A.S.: Escolhas Pessoais XIX

Cristovam Pavia



São alguns os poetas portugueses conhecidos e lembrados apenas por um poema. Por exemplo, João Roiz de Castel-Branco e a sua cantiga “Partindo-se”. Muitos, pelo único livro que publicaram: Cesário pelo “Livro de Cesário Verde” ou Camilo Pessanha com a sua “Clepsidra”. Quase sempre a prolixidade, em poesia, não rima com eternidade. Esquecido ou muito pouco lembrado está Gomes Leal que, no entanto, abriu caminho a Cesário Verde… Poetas há que tiveram sorte, outros má sina. Cristovam Pavia (1933-1968) foi um destes últimos. De seu nome completo, Francisco António Lahmeyer Flores Bugalho, era filho do poeta presencista Francisco Bugalho, e, pouco depois de completar 35 anos, interrompeu a sua própria vida cruzando o corpo ainda jovem com um comboio, ali para as bandas de Belém. Tinha começado a escrever e publicar poesia precocemente, em revistas: “Anteu”, “Árvore” e “Távola Redonda”. Em 1959 foi editado o seu primeiro e único livro, “35 Poemas”, na Moraes. Mas era um homem atormentado, com sentimentos de culpa e profunda religiosidade.

POEMA

Súbitos mergulhadores descendo nas águas inimigas
Com os olhos fitos e os peitos esmagados,
Descendo devagar, ao som lento de segundos vertiginosos como séculos
Todos nós vos acompanhamos e juntamos todas as nossas forças na mesma meditação.
Aqui, da terra firme,
Entre nuvens e terra,
Entre o suor e o orvalho,
Esperamos o termo com todas as nossas forças.
E sabereis a nossa mensagem:
Só há saída pelo fundo.

O seu desajustamento com o mundo não o impediu de ter cultivado amigas relações com José Régio e Casais Monteiro, bem como com poetas da sua idade ou geração: Pedro Tamen e António Osório. Mas a sua hipersensibilidade levaram-no por duas vezes até Heidelberga onde inicia uma psicoterapia e, ao mesmo tempo, trabalhará como pedreiro na construção civil.
Os poemas iniciais de Cristovam Pavia são, muitas vezes, voltados para a infância como numa tentativa de regresso a um paraíso perdido. Os finais, de extrema simplicidade, numa linguagem clara, mas quase sempre de tom elegíaco e grande carga dramática, falam de sentimentos e da vida de todos os dias. O poema que a seguir se transcreve, e que fez à morte do seu cão, é um bom exemplo disso – e, do meu ponto de vista, uma das mais belas elegias da poesia portuguesa do século XX.


Pintura de Mário Botas

AO MEU CÃO

Deixei-te só, à hora de morrer.
Não percebi o desabrigado apelo dos teus olhos
Humaníssimos, suaves, sábios, cheios de aceitação
De tudo… e apesar disso, sem pedido, tentando
Insinuar que eu ficasse perto,
Que, se me fosse, a mesma era a tua gratidão.
Não percebi a evidência de que ias morrer
E gostavas da minha companhia por uma noite,
Que te seria tão doce a minha simples presença
Só umas horas, poucas,
Não percebi, por minha grosseira incompreensão,
Não percebi, por tua mansidão e humildade,
Que já tinhas perdoado tudo à vida
E começavas a debater-te na maior angústia, a debater-te com a morte.
E deixei-te só, à beira da agonia, tão aflito, tão só e sossegado.

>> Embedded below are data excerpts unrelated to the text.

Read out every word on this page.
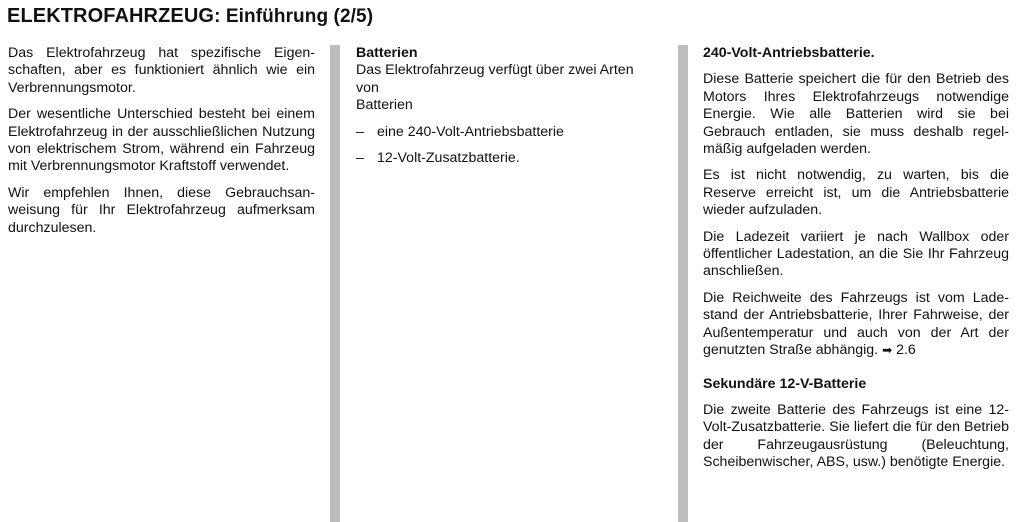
ELEKTROFAHRZEUG: Einführung (2/5)

Das Elektrofahrzeug hat spezifische Eigenschaften, aber es funktioniert ähnlich wie ein Verbrennungsmotor.

Der wesentliche Unterschied besteht bei einem Elektrofahrzeug in der ausschließlichen Nutzung von elektrischem Strom, während ein Fahrzeug mit Verbrennungsmotor Kraftstoff verwendet.

Wir empfehlen Ihnen, diese Gebrauchsanweisung für Ihr Elektrofahrzeug aufmerksam durchzulesen.

Batterien
Das Elektrofahrzeug verfügt über zwei Arten
von
Batterien
– eine 240-Volt-Antriebsbatterie
– 12-Volt-Zusatzbatterie.
240-Volt-Antriebsbatterie.

Diese Batterie speichert die für den Betrieb des Motors Ihres Elektrofahrzeugs notwendige Energie. Wie alle Batterien wird sie bei Gebrauch entladen, sie muss deshalb regelmäßig aufgeladen werden.

Es ist nicht notwendig, zu warten, bis die Reserve erreicht ist, um die Antriebsbatterie wieder aufzuladen.

Die Ladezeit variiert je nach Wallbox oder öffentlicher Ladestation, an die Sie Ihr Fahrzeug anschließen.

Die Reichweite des Fahrzeugs ist vom Ladestand der Antriebsbatterie, Ihrer Fahrweise, der Außentemperatur und auch von der Art der genutzten Straße abhängig. ➡ 2.6

Sekundäre 12-V-Batterie

Die zweite Batterie des Fahrzeugs ist eine 12-Volt-Zusatzbatterie. Sie liefert die für den Betrieb der Fahrzeugausrüstung (Beleuchtung, Scheibenwischer, ABS, usw.) benötigte Energie.
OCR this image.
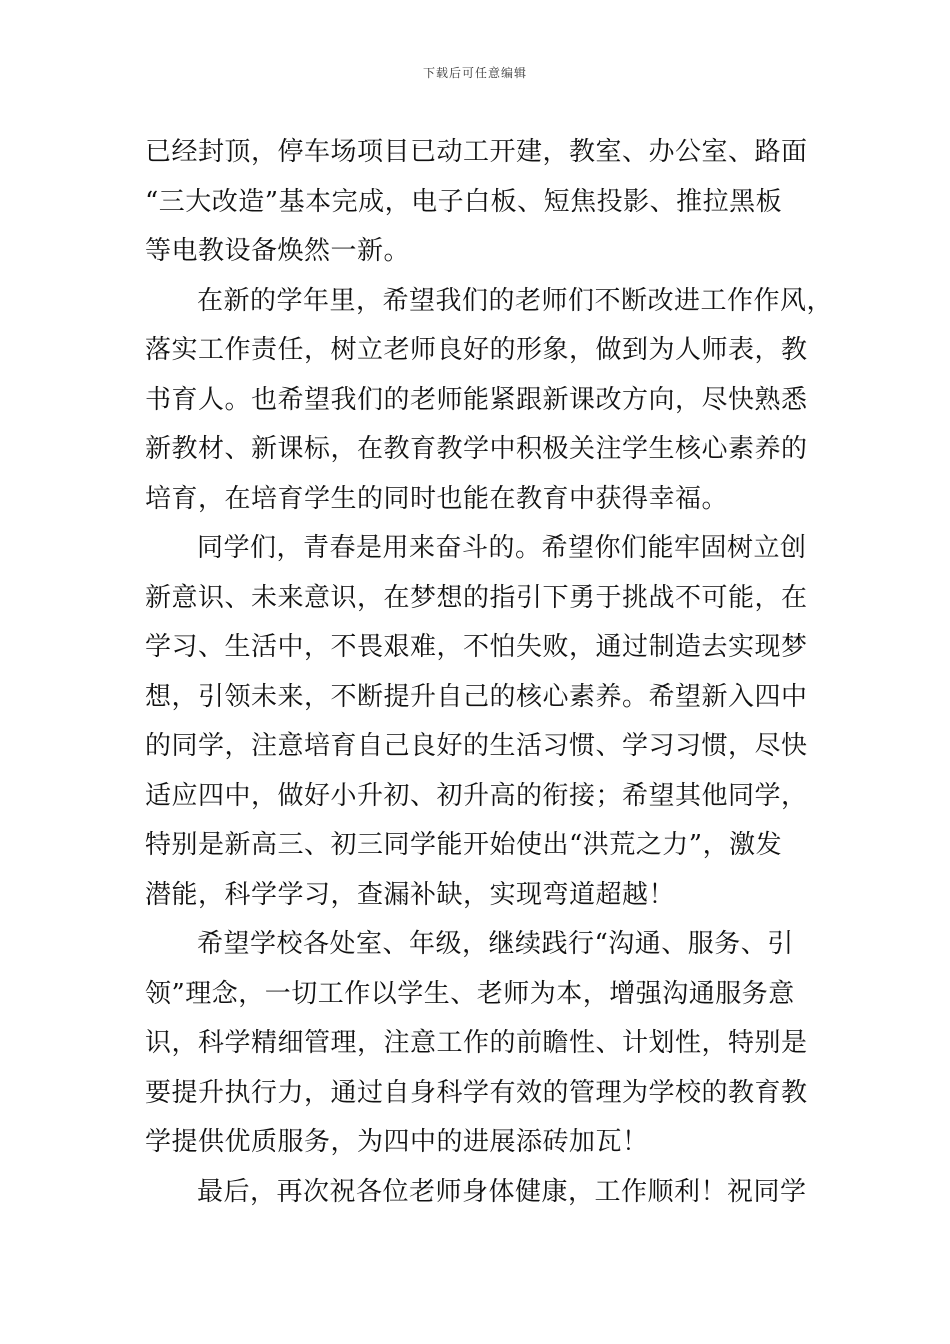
下载后可任意编辑
已经封顶，停车场项目已动工开建，教室、办公室、路面
“三大改造”基本完成，电子白板、短焦投影、推拉黑板
等电教设备焕然一新。
在新的学年里，希望我们的老师们不断改进工作作风，
落实工作责任，树立老师良好的形象，做到为人师表，教
书育人。也希望我们的老师能紧跟新课改方向，尽快熟悉
新教材、新课标，在教育教学中积极关注学生核心素养的
培育，在培育学生的同时也能在教育中获得幸福。
同学们，青春是用来奋斗的。希望你们能牢固树立创
新意识、未来意识，在梦想的指引下勇于挑战不可能，在
学习、生活中，不畏艰难，不怕失败，通过制造去实现梦
想，引领未来，不断提升自己的核心素养。希望新入四中
的同学，注意培育自己良好的生活习惯、学习习惯，尽快
适应四中，做好小升初、初升高的衔接；希望其他同学，
特别是新高三、初三同学能开始使出“洪荒之力”，激发
潜能，科学学习，查漏补缺，实现弯道超越！
希望学校各处室、年级，继续践行“沟通、服务、引
领”理念，一切工作以学生、老师为本，增强沟通服务意
识，科学精细管理，注意工作的前瞻性、计划性，特别是
要提升执行力，通过自身科学有效的管理为学校的教育教
学提供优质服务，为四中的进展添砖加瓦！
最后，再次祝各位老师身体健康，工作顺利！祝同学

P. S.: à MR, pela paciência, disponibilidade, generosidade e incentivo. Afectuosamente.

Post de Alberto Soares

4 comentários:

MR disse...

Gosto de Cristóvão Pavia e dos poemas que escolheu. Havia aspectos da sua biografia que desconhecia. Obrigada!

MR disse...

Sempre ao dispor, é um prazer. Para já não falar que é uma mais valia para o Prosimetron tê-lo como colaborador e comentador.

LUIS BARATA disse...

Sempre achei que este poeta torturado tinha escolhido um dos mais belos pseudónimos da nossa poesia,poeta que escreveu também um dos mais belos poemas de língua portuguesa sobre o melhor amigo do homem.

ana disse...

Belo post!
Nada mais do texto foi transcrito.